Gdy chodzi o kwiaty i ich woń, preferuję naturę, a nie sztuczne mieszanki. Myślę, że wiele Pań też tak ma. W swoim czasie mieli tak również właściciele pałaców, świątyń, wszelkich kompleksów infrastrukturalnych w otoczeniu których sadzono krzewy różane w przeróżnych gatunkach i odmianach, których jest całkiem sporo. Gdy wyjrzę przez okno swojej kamienicy, od strony tzw. podwórka, mam okazję pieścić oko widokiem krzewów różanych o bardzo drobnych kwiatuszkach w kolorach różu i malinowej czerwieni. Takie miniaturowe gałązeczki. Chyba dzikie. Tak?

Wydaje mi się, że chyba nawet pachną, a może to tylko takie moje nosowe złudzenie? Tego nie wiem. Ale na szczęście mam kogo zapytać. Pełną wiedzę za to mają Panie, właścicielki ogrodów, w których nieprzeciętne walory tych kwiatów, jak piękny niepowtarzalny ich wygląd i zapach, są na pewno z satysfakcją prezentowane. Ku np. mojej radości. Oczywiście. W domu, by jego wnętrze ładniej wyglądało, staram się robić dekoracje z ciętą różą w roli głównej. Oszczędne są i nieprzerysowane, by nie męczyły a raczej cieszyły oko. 

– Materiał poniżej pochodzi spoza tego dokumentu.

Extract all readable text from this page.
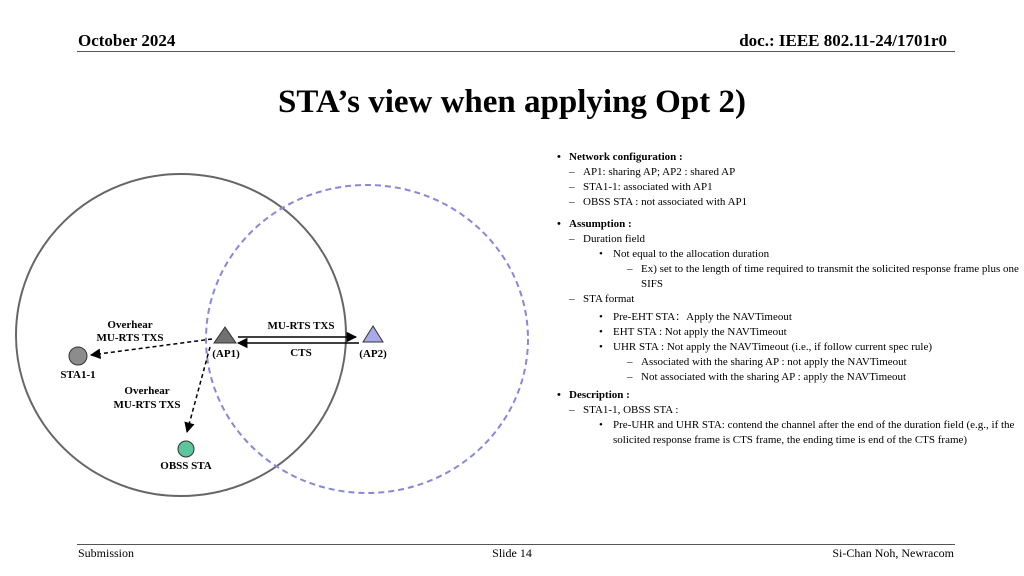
October 2024	doc.: IEEE 802.11-24/1701r0
STA’s view when applying Opt 2)
Overhear
MU-RTS TXS
MU-RTS TXS
CTS
(AP1)	(AP2)
STA1-1
Overhear
MU-RTS TXS
OBSS STA
• Network configuration :
– AP1: sharing AP; AP2 : shared AP
– STA1-1: associated with AP1
– OBSS STA : not associated with AP1
• Assumption :
– Duration field
• Not equal to the allocation duration
– Ex) set to the length of time required to transmit the solicited response frame plus one SIFS
– STA format
• Pre-EHT STA：Apply the NAVTimeout
• EHT STA : Not apply the NAVTimeout
• UHR STA : Not apply the NAVTimeout (i.e., if follow current spec rule)
– Associated with the sharing AP : not apply the NAVTimeout
– Not associated with the sharing AP : apply the NAVTimeout
• Description :
– STA1-1, OBSS STA :
• Pre-UHR and UHR STA: contend the channel after the end of the duration field (e.g., if the solicited response frame is CTS frame, the ending time is end of the CTS frame)
Submission	Slide 14	Si-Chan Noh, Newracom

Nieskromnie przyznam, że powstają czasami takie moje prywatne "dziełka sztuki", przynajmniej ja tak myślę, że takimi są. Próżność w przyzwoitym wydaniu. A co! W różnoraki sposób, czasami jak mnie najdzie, łączę dużo szkła (wazony najczęściej walcowate, wysokie a nawet bardzo wysokie) i np. jedna tylko w nim róża. Fotka obok przypomina jedną z moich mini kompozycji. Stoi sobie taki wazon w osłonecznionym miejscu i kusi wzrok, a ja siadam nieopodal i po prostu gapię się na swoje rękodzieło. Lubię tak. Zrobić coś fajnego, a potem się na to gapić. Nawet wnuczek śmieje się czasami, że jestem "zboczona". Ale mówi, że ładnie jest.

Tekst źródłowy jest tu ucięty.